Borik shrugged. "I know how to build. Shape. Temper. But rune work? That’s arcane. Needs precision and deep knowledge. Mess up the stroke of a rune and your sword might explode. Or worse, turn to ash the second you use it."

"Sounds useful. Dangerous... but useful."

Borik nodded. "Very. Problem is, rune-smiths are rare. Expensive, too. The academy used to have one... but that was years ago. Politics, funding, or whatever nonsense got in the way."

Rhian let that sit for a second, glancing at the weapon blueprint still pinned to the far wall.

"What if I found one?" he asked quietly.

Borik chuckled. "Then I’d say we make the best damn weapon this school’s ever seen."

Rhian stared at the forge wall for a moment, thinking about what Borik had said. "What if I found someone? A rune-smith."

Borik barked out a short laugh. "Kid, you don’t even know what runes are."

Rhian looked back at him, brows slightly raised. "I do now."

"You know of them," Borik corrected, stepping toward the coals and adjusting one of the tongs left in the fire. "That’s different. Real rune-smithing’s not something you pick up from books or scribbles on a wall. It takes years. Generations, even."

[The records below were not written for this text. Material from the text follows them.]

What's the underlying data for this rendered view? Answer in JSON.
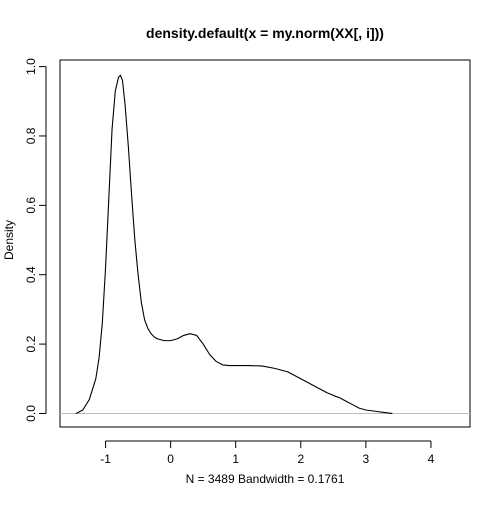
{
  "chart_data": {
    "type": "line",
    "title": "density.default(x = my.norm(XX[, i]))",
    "xlabel": "N = 3489   Bandwidth = 0.1761",
    "ylabel": "Density",
    "xlim": [
      -1.7,
      4.6
    ],
    "ylim": [
      -0.039,
      1.019
    ],
    "x_ticks": [
      -1,
      0,
      1,
      2,
      3,
      4
    ],
    "x_tick_labels": [
      "-1",
      "0",
      "1",
      "2",
      "3",
      "4"
    ],
    "y_ticks": [
      0.0,
      0.2,
      0.4,
      0.6,
      0.8,
      1.0
    ],
    "y_tick_labels": [
      "0.0",
      "0.2",
      "0.4",
      "0.6",
      "0.8",
      "1.0"
    ],
    "baseline": 0,
    "grid": false,
    "series": [
      {
        "name": "density",
        "x": [
          -1.45,
          -1.35,
          -1.25,
          -1.15,
          -1.1,
          -1.05,
          -1.0,
          -0.95,
          -0.9,
          -0.85,
          -0.8,
          -0.77,
          -0.74,
          -0.7,
          -0.65,
          -0.6,
          -0.55,
          -0.5,
          -0.45,
          -0.4,
          -0.35,
          -0.3,
          -0.25,
          -0.2,
          -0.1,
          0.0,
          0.1,
          0.2,
          0.3,
          0.4,
          0.5,
          0.6,
          0.7,
          0.8,
          0.9,
          1.0,
          1.2,
          1.4,
          1.6,
          1.8,
          2.0,
          2.2,
          2.4,
          2.5,
          2.6,
          2.7,
          2.8,
          2.9,
          3.0,
          3.2,
          3.4
        ],
        "y": [
          0.0,
          0.01,
          0.04,
          0.1,
          0.16,
          0.26,
          0.42,
          0.62,
          0.82,
          0.93,
          0.97,
          0.975,
          0.96,
          0.89,
          0.77,
          0.63,
          0.5,
          0.4,
          0.32,
          0.27,
          0.245,
          0.23,
          0.22,
          0.215,
          0.21,
          0.21,
          0.215,
          0.225,
          0.23,
          0.225,
          0.2,
          0.17,
          0.15,
          0.14,
          0.138,
          0.138,
          0.138,
          0.137,
          0.13,
          0.12,
          0.1,
          0.08,
          0.06,
          0.052,
          0.045,
          0.035,
          0.025,
          0.015,
          0.01,
          0.005,
          0.0
        ]
      }
    ]
  }
}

Rhian didn’t answer right away. He picked up a bucket of coal and carried it to the side, feeding the forge slowly while he thought.

Borik continued, voice calm but firm. "Even if one were still alive, and willing, you wouldn’t be able to afford their time. Not with merit points or favors. And they wouldn’t work with some first-year academy student chasing vengeance with half a blade."

Rhian set the bucket down, wiping his hands. "So, you’re saying it’s impossible."

"I’m saying it’s out of reach," Borik said, not unkindly. "Don’t waste your time chasing ghosts. Your weapon’ll be solid, even without runes. Won’t need magic to cut through the bastard who beat you."

Rhian gave a slow nod. He didn’t agree, but he didn’t argue either. Instead, he grabbed the brush again and started scrubbing the soot-stained walls. Borik watched for a moment, then turned back to his work, muttering something under his breath.

"Still... would’ve been nice."

Rhian paused mid-scrub and turned. "By the way... how did you know I lost?"

Borik grunted and set down a hammer with a loud clang. "That loudmouth pretty boy came in here flappin’ his gums."

Rhian blinked. "Wait—Justin?"

"I don’t know his name, and I don’t care to," Borik snapped, grabbing a cloth to wipe his hands. "Came in waving one of those damned academy coupons like I owed him a royal favor. Said he was the winner, and then had the gall—the gall—to say my blades looked like scrap iron. Scrap!"